"That’s the stuff that drives me crazy—this response of more violence and more war to make us all safer actually creates more violence."
Perhaps that's the goal. I've spent a long time trying to understand the grand chessboard of geopolitics and military strategy, and my general conclusion about the WOT is that it was designed as a destabilization program in the first place. Destabilization helps by allowing the jackals to manipulate the power structure to allow whatever the real objective(s) are. In the case of Iraq, for example, it was largely about two things: control of oil (not about getting oil for ourselves, but about controlling who did get it), because the real intellectual hawks (Zbigniew Brzezinski, Kissinger, etc kind of people who persist in the beltway over decades) feel that Russia and China are the real threat as we move towards resource wars, and by extension Iran is a threat because it doesn't comply with our power structure. We isolated Iran with both Afghanistan and Iraq, and continue to allow both neo-cons and the hawkish left to isolate them even more. I don't think they understand the gravity of such actions though.
I gave Wartard some pointers on this article that is worth a read if you are interested in this sort of subject matter.
Anyway, I digress, the point is that we need to acknowledge and accept that actual national security from terrorism has never been the primary goal, and instead is the cover for the perceived national security situation that is soon to be here, namely, a neo-cold war era of global resource and economic wars. Until this fact is acknowledged, I will continue to be disappointed in journalists who simply stop at "but we are creating more terrorists!" and don't move on the the bigger picture of why this is the current state of the union.
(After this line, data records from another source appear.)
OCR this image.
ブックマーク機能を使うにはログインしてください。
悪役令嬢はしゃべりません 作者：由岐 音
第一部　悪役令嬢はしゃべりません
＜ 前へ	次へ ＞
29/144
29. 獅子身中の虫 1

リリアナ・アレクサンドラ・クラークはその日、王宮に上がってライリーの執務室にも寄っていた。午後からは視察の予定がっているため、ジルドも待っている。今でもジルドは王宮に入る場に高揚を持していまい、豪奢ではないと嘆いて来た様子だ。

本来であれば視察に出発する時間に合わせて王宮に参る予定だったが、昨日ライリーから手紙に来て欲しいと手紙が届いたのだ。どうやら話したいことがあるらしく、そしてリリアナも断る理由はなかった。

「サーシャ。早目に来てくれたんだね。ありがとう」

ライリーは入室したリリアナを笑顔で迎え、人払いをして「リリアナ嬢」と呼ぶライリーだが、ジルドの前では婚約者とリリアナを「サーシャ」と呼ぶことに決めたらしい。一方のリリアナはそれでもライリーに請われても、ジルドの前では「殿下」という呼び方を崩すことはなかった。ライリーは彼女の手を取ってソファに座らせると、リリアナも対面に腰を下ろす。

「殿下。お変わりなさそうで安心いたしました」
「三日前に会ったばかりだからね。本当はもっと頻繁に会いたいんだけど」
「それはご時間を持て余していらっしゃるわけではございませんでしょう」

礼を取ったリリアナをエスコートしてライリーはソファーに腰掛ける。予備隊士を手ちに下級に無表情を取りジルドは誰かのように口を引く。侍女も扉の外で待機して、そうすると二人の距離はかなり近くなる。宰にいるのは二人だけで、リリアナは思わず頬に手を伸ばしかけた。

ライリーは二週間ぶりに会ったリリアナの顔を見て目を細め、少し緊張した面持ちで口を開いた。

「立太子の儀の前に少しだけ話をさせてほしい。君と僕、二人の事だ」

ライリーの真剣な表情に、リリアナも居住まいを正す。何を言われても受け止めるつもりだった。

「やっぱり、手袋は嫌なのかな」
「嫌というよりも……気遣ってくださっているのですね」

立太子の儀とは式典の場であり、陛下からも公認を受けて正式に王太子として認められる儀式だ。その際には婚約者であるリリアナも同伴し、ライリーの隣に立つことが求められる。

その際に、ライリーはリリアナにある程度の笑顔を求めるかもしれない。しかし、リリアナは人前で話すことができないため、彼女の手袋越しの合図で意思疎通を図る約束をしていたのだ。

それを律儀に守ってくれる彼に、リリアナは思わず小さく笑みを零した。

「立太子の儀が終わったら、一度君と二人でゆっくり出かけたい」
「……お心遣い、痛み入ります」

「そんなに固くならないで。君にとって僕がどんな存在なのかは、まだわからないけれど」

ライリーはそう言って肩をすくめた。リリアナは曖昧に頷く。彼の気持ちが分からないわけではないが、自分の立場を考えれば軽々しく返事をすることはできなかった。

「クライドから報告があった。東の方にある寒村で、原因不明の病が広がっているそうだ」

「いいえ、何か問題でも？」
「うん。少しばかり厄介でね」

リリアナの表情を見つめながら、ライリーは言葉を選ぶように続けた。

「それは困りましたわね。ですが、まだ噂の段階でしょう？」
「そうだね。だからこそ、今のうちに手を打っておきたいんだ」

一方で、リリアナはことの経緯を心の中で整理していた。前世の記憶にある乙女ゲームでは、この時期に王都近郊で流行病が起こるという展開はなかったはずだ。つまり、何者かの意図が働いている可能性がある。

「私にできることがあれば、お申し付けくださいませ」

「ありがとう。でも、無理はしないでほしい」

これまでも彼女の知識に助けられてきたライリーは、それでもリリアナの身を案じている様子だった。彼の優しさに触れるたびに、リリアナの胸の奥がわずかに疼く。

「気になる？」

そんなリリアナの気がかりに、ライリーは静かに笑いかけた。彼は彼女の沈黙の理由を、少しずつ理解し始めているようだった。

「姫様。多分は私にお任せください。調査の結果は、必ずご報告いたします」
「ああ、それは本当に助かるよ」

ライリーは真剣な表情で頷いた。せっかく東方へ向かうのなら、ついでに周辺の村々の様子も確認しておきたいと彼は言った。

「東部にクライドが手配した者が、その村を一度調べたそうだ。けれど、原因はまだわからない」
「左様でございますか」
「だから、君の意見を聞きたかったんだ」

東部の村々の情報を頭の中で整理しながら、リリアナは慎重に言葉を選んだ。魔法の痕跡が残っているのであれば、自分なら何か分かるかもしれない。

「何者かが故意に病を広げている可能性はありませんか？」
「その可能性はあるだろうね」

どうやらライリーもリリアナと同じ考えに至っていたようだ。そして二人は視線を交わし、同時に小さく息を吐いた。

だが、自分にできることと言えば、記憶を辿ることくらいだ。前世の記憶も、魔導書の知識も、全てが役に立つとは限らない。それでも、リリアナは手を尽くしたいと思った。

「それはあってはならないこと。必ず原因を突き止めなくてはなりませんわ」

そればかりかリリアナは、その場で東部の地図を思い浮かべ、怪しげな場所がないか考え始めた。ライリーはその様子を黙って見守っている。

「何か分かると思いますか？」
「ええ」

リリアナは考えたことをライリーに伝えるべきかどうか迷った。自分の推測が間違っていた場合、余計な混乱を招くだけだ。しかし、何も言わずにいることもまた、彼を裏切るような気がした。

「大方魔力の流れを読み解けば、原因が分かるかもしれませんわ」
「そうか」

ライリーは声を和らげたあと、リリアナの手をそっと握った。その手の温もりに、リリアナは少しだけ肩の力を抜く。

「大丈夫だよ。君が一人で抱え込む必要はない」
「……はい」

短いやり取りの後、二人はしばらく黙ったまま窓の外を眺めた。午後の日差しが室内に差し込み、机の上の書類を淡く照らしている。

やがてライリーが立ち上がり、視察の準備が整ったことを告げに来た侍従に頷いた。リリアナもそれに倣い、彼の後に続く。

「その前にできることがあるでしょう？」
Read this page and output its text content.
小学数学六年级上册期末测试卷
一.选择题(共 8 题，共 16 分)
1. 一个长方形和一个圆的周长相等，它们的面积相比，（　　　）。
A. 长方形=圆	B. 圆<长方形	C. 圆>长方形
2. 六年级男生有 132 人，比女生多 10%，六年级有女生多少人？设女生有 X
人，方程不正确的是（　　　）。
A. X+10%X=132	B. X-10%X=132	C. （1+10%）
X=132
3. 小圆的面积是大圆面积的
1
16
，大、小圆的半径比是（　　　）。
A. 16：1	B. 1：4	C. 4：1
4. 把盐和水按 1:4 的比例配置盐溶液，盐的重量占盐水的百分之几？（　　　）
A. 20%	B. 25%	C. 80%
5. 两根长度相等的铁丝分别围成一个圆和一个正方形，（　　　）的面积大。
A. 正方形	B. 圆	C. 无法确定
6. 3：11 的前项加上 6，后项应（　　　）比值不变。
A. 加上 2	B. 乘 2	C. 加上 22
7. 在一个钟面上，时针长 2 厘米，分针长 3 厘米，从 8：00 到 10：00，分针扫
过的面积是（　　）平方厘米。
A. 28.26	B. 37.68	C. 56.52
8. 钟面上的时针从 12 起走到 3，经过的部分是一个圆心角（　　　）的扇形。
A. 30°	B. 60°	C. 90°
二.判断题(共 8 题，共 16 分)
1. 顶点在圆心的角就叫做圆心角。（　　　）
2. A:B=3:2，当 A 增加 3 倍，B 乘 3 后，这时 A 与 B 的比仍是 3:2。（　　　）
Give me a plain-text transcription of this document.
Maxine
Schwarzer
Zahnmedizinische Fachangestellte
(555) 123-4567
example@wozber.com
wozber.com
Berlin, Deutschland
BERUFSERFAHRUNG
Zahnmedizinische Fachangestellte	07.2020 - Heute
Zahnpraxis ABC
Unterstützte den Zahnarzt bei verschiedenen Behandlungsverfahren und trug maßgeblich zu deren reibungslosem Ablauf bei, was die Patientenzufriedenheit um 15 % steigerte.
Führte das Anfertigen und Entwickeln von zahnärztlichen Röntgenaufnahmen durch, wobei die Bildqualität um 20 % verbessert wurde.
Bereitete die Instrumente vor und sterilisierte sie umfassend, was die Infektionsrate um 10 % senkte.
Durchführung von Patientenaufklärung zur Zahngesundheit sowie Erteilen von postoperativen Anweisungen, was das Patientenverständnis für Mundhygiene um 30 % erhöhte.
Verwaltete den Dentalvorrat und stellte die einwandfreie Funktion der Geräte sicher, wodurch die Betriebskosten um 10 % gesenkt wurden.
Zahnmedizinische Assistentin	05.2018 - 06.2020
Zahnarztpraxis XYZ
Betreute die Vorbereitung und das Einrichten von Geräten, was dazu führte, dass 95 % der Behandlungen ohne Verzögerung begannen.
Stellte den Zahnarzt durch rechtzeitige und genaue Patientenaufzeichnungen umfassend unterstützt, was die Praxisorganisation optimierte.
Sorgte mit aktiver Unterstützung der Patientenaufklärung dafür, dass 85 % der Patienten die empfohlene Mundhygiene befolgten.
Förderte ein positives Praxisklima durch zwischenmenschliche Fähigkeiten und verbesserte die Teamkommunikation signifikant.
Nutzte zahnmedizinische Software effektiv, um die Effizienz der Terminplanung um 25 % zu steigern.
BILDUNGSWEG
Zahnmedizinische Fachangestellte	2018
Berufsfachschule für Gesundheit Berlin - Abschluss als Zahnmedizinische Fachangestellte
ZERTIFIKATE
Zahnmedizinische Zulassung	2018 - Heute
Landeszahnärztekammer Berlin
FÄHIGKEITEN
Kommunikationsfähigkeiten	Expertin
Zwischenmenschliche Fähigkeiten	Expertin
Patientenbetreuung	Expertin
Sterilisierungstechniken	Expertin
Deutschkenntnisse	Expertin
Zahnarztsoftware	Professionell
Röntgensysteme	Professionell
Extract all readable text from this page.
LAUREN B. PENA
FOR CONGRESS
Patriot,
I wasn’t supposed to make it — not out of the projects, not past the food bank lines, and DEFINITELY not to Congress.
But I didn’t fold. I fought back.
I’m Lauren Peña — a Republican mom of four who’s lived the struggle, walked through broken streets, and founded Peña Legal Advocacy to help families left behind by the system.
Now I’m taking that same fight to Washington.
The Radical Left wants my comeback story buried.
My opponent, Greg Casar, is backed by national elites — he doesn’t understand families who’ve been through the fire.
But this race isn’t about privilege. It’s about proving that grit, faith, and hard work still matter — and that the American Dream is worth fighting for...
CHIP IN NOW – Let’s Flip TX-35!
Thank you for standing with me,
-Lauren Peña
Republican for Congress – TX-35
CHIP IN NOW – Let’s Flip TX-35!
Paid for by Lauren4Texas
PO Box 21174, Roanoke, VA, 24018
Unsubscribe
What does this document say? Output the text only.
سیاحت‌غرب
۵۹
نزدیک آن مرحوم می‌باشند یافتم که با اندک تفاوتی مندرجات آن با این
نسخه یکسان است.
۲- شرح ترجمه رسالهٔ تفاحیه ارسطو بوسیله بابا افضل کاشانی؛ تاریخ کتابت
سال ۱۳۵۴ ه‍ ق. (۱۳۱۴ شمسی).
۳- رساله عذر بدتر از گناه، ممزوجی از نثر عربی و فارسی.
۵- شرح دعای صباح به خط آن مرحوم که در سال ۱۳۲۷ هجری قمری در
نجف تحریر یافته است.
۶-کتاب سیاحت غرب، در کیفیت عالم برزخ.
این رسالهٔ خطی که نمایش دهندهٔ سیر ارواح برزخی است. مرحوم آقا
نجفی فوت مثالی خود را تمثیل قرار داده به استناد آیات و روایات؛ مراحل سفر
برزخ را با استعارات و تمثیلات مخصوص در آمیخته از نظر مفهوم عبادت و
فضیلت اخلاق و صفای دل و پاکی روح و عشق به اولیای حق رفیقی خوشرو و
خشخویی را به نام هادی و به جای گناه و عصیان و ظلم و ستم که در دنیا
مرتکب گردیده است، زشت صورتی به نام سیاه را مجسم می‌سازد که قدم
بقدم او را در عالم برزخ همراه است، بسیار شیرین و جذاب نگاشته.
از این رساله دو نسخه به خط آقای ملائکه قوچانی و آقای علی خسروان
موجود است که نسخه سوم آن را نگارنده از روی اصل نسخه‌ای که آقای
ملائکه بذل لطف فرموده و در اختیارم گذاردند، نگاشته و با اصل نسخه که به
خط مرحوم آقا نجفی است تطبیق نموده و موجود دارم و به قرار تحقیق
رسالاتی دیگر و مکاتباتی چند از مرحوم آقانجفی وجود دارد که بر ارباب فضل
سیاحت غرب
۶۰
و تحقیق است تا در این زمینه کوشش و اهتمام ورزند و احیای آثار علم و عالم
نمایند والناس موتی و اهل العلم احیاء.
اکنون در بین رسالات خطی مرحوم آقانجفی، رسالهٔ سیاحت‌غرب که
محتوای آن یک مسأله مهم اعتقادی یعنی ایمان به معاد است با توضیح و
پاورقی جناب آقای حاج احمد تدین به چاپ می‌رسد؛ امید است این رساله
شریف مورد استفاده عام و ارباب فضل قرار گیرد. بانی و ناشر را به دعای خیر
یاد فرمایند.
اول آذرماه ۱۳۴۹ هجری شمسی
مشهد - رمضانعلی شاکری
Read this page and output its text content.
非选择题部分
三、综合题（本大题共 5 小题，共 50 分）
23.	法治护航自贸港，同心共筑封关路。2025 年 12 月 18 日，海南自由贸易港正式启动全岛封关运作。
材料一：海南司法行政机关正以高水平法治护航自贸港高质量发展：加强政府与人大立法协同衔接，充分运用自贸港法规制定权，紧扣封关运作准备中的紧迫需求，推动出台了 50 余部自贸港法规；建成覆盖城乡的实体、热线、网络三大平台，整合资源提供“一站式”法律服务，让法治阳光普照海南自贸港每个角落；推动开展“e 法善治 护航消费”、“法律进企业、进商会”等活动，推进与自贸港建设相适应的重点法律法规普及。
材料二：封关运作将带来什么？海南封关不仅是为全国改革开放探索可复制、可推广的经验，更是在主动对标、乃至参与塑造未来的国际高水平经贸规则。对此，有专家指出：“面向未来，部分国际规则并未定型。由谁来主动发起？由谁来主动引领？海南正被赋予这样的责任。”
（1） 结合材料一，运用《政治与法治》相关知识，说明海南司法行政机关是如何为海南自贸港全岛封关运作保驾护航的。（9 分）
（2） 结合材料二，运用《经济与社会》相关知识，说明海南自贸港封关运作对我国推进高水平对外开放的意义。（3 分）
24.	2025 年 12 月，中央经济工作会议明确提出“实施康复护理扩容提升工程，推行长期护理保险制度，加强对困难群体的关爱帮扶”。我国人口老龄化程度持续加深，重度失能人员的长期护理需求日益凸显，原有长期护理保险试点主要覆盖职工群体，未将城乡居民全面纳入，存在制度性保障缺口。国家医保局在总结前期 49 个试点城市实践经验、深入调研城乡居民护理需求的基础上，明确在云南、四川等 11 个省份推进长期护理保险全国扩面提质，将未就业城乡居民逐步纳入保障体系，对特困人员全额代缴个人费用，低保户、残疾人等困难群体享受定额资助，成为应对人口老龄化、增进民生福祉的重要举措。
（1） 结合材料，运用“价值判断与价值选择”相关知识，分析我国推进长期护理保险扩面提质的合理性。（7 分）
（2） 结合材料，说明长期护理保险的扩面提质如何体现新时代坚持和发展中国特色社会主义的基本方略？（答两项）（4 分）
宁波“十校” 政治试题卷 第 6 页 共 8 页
There's a general bigger picture perspective that goes something like this: "Government is a disease masquerading as it's own cure." EG: Government creates problems in order to justify more power by claiming it needs the power (or money) to solve the problem.
It's not just the War on Terror. The war on drugs has had a similar effect -- drug enforcement focusing on importation, incentivizes more concentrated drugs allowing for profit per pound in smuggling operations. These drugs happen to also be more addictive. Cocoa Leaves -> Cocaine -> Crack
In fact, I submit you can probably find a similar effect in every "grand effort" at the federal level that gets called a "war".
"but the Chinese did manage to sneak a diesel powered sub into the middle of a carrier group during USN exercises off Taiwan in 2006."
I was stationed in Japan when I was in the Navy and just missed this little event. Supposedly the sub surfaced directly in front of the Kittyhawk. Shortly thereafter, the Kittyhawk went into General Quarters.
Just wow. Great post and the linked blog post was also fascinating. I find it almost incredulous that there are people in the throws of power who play this as a game with the lives of billions hanging by a thread in their hands.
Perhaps that's the goal. I've spent a long time trying to understand the grand chessboard of geopolitics and military strategy, and my general conclusion about the WOT is that it was designed as a destabilization program in the first place. Destabilization helps by allowing the jackals to manipulate the power structure to allow whatever the real objective(s) are. In the case of Iraq, for example, it was largely about two things: control of oil (not about getting oil for ourselves, but about controlling who did get it), because the real intellectual hawks (Zbigniew Brzezinski, Kissinger, etc kind of people who persist in the beltway over decades) feel that Russia and China are the real threat as we move towards resource wars, and by extension Iran is a threat because it doesn't comply with our power structure. We isolated Iran with both Afghanistan and Iraq, and continue to allow both neo-cons and the hawkish left to isolate them even more. I don't think they understand the gravity of such actions though.
I gave Wartard some pointers on this article that is worth a read if you are interested in this sort of subject matter.
http://wartard.blogspot.com/2012/01/phase-ii-why-us-wants-to...
Anyway, I digress, the point is that we need to acknowledge and accept that actual national security from terrorism has never been the primary goal, and instead is the cover for the perceived national security situation that is soon to be here, namely, a neo-cold war era of global resource and economic wars. Until this fact is acknowledged, I will continue to be disappointed in journalists who simply stop at "but we are creating more terrorists!" and don't move on the the bigger picture of why this is the current state of the union.